Os Maxakali habitam o estado de Minas Gerais, próximo da fronteira com a Bahia. Dividem-se em quatro territórios nos municípios de Santa Helena de Minas, Bertópolis, Ladainha e Teófilo Otoni, Sueli e sua família integrando a comunidade deste último. Durante a ditadura militar, um capitão do exército que os relatos transmitidos no longa identificam como Pinheiro, demandava que seus soldados levassem pessoas de outros povos e etnias para a sede de Teófilo Otoni, e assim o faziam também com os integrantes dos Maxakali. Luis Kaiowá, pai de Sueli, foi forçadamente afastado de seu povo pelos militares. Um movimento que acontecia Brasil afora, distanciou famílias e forçou o reinício de outras.

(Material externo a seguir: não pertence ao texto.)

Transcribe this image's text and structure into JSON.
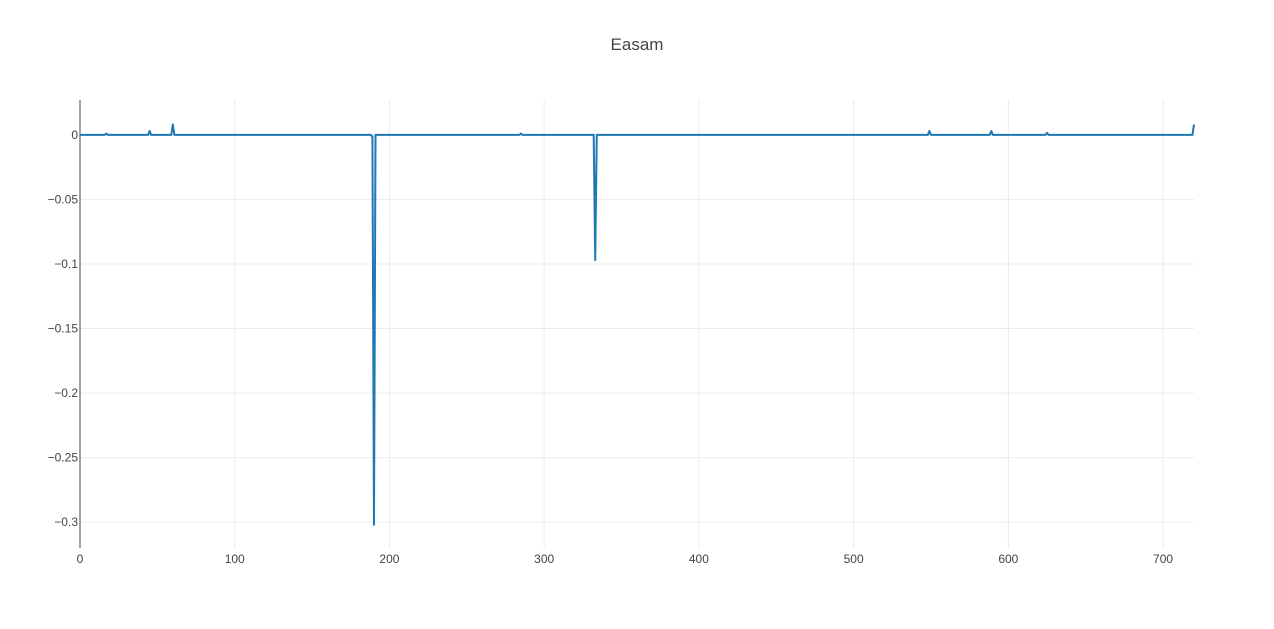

Luis permaneceu longe dos seus por 40 anos, e a reaproximação só ocorre em razão dos anseios de Sueli e do cinema que ela, doutora em letras, cineasta, multiartista e professora, quer fazer.

Yõg Ãtak: Meu Pai, Kaiowá, para muito além de ser um filme sobre a busca da diretora por seu pai, é uma retrato das relações familiares daquelas pessoas e um espaço para que os ancestrais, pela oralidade, transmitam saberes que auxiliem na compreensão da tentativa de apagamento da história do povo Maxakali pela ditadura, e, via de consequência, da própria codiretora. 

É, ainda, uma obra sobre línguas e tempo. Único no mundo a ser falado integralmente em maxakali e kaiowá, convida o espectador a entrar num tempo de conversação e fala muito diferenciado do nosso. A língua exige que a comunicação se dê em um ritmo desacelerado. Não há troca de olhares, fala-se em tom baixo, o diálogo parece, por algum tempo, não evoluir, quando pode ser visto, de fato, como um chamado à experimentação de um outro modo de vida e expressão. Fala-se pacientemente, e a escuta é o próprio aprendizado: “Em uma hora, você não fala nada”, é dito pelo ancião que narra os acontecimentos da ditadura, em reforço ao abismo que há entre o tempo de fala dos Maxakali e o nosso.

A peculiaridade do tempo da linguagem falada reverbera no tempo da linguagem cinematográfica. Não há afobação no trajeto. A tranquilidade das ações dos indivíduos e suas formas de expressar permitem aos cineastas planos longos e pacientes, que nos estimulam à apreciação de um modo de fazer cinema que corresponda e seja respeitoso com outras sociedades.

O projeto muito pessoal de busca pelo pai é, outrossim, um processo do próprio desafio que é o realizar fílmico naquele espaço. Yõg Ãtak: Meu Pai, Kaiowá tem consciência das próprias limitações estruturais e orçamentárias – a claquete é a própria mão dos diretores. É parte fundamental do documentário estampar sua auto preparação, o ato de posicionar objetos e pessoas, as dificuldades de encontrar sinal de celular, transparente na demonstração das adversidades do cinema indígena.


Quando o reencontro de pai e filha acontece, não há apelo emocional. “Saudade o que, o senhor nem atende o telefone”, Sueli manifesta bem humorada quando ele se diz saudoso. Dá-se a palavra, então, para que se expresse aquele com quem o filme dialoga o tempo todo. Há leveza e naturalidade naquela relação que, até então, sequer existia. A demora da câmera nas expressões dos parentes que se reúnem, Luís Kaiowá que sorri com prazer expondo os poucos dentes que lhe restam, as crianças que carregam, sem esforço, uma doçura que preenche as telas, dão sentido ao esforço de Sueli. Importa realinhar os cacos espalhados pelo regime militar, importa reavivar a memória apagada em prol de sua continuidade. Importa compreendermos a necessidade de pausa e abertura de espaço para que novos cinemas se manifestem.